More of the same. That’s good news for the Kiwis and bad news for Luna Rossa and the Italians.
Kiwis lead 3-0. Today was “hump day” for them.
Jesse James Spithill appeared today for the first four minutes of the prestart today. With the advantage of the right at the 5 minute gun and 8 knots of wind, he managed to keep Dean Barker off to the left, blocked from maneuvering. Then with 1 minute to go and his opponent trapped above the line, he mysteriously gybed away and went for the left end of the line. It was very hard for us spectators to understand this final minute of the prestart. In fact, Team New Zealand said after the race that they thought they were done for and suddenly found themselves getting the start they wanted at the right side of the line, albeit a bit slow. Pretty good considering they should have been shut out if not forced to take the left.
At the start, Luna Rossa was in fact going 10 knots and Team New Zealand was going 6. I fully expected to see Luna Rossa taking advantage of this small lead and tacking to take the right at that instant. But they opted to stay on starboard and a long straight line ensued. After 3 minutes, it was already too late for Luna Rossa to tack and cross. The lead was gone and TNZ was ahead and to the right. It only got better for TNZ from there. Race over.
I don’t want to minimize the fact that Team New Zealand is sailing very well. Terry Hutchinson is doing a masterful job. He keeps the clamps on Luna Rossa constantly, only splitting the necessary amount downwind to keep his air clear. Upwind his matches Luna Rossa’s every move and leaves no hope, no daylight, for Luna Rossa. The boat is fast and the crew has been perfect in every maneuver.

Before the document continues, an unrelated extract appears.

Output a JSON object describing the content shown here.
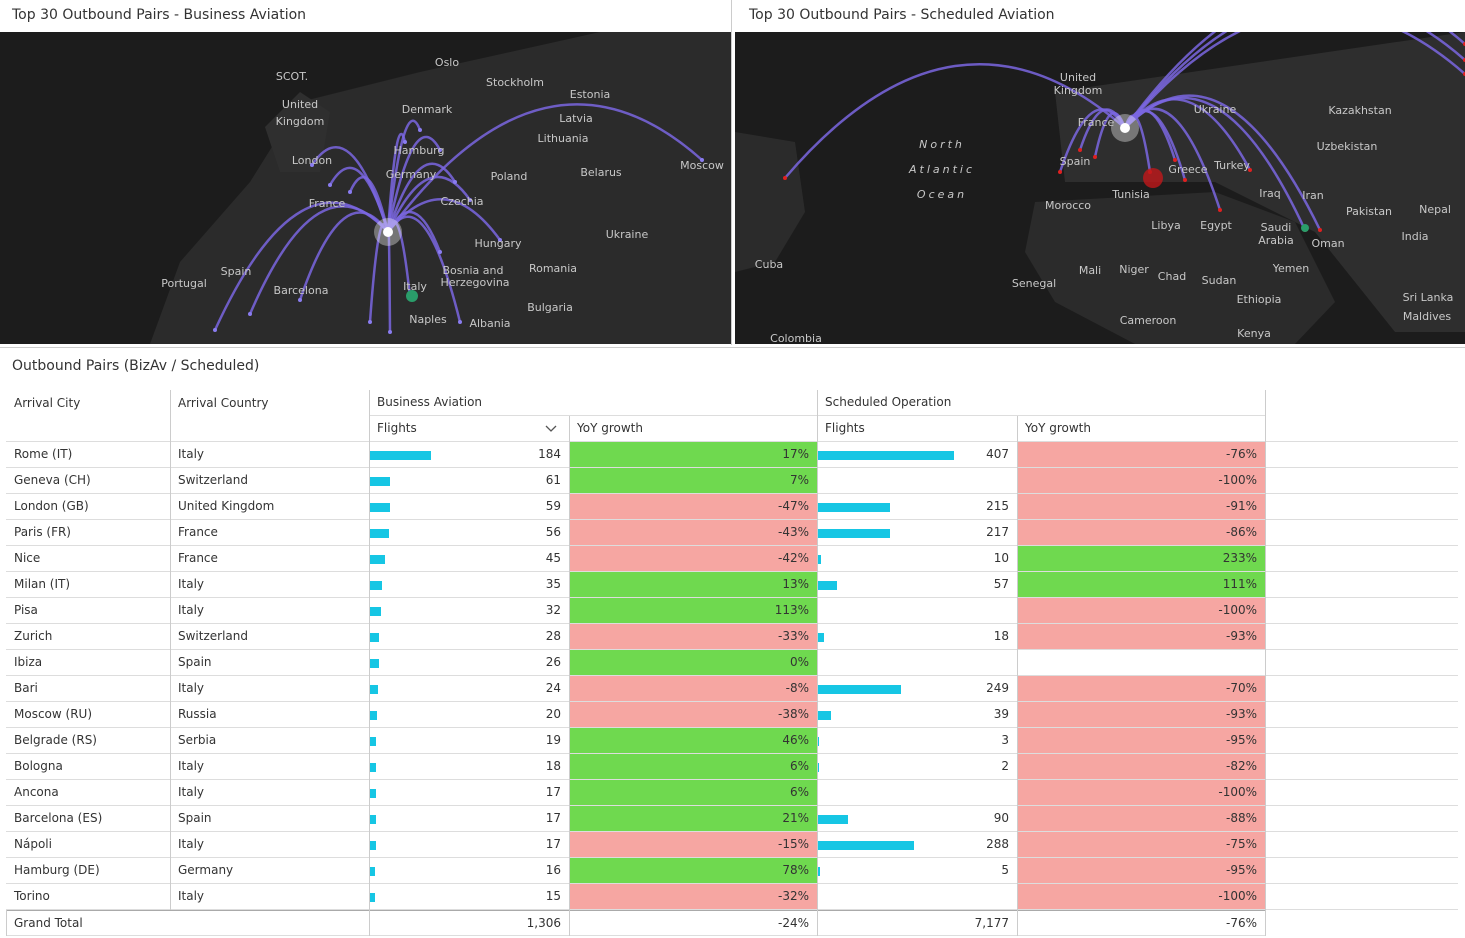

Then there is the speed part. It looks to me like Team New Zealand is a bit fast than Luna Rossa. I would say the advantage was more pronounced today in the 8 to 10 knots range. For me, this is 25% of the problem with 75% of the problem being the starts and getting the correct side of the course. Certainly the races are winnable for Luna Rossa. The start and the correct side are worth that much here in Valencia.
Another thing I noticed yesterday is that Team New Zealand heels 3 degrees more than Luna Rossa. A boat carries a certain amount of heel (power in the sail plan) if it can. The fact that TNZ can carry 3 degrees more heel without having helm problems tells me that the center of effort of the sail plan is more forward relative to the keel. This would help in accelerating after tacking as well. To make more power, you make your sails differently, maybe a bit fuller. You are able to keep the traveler up longer and therefore the boats just heels more which is ok because they are balanced for that.
Anyway these are just my suppositions from inside a box (TV studio) watching TV monitors. The guys on each team know the real story. Hopefully, for Luna Rossa, they have analyzed things and can make a few adjustments both tactically and performance wise. Otherwise this may be a very short series.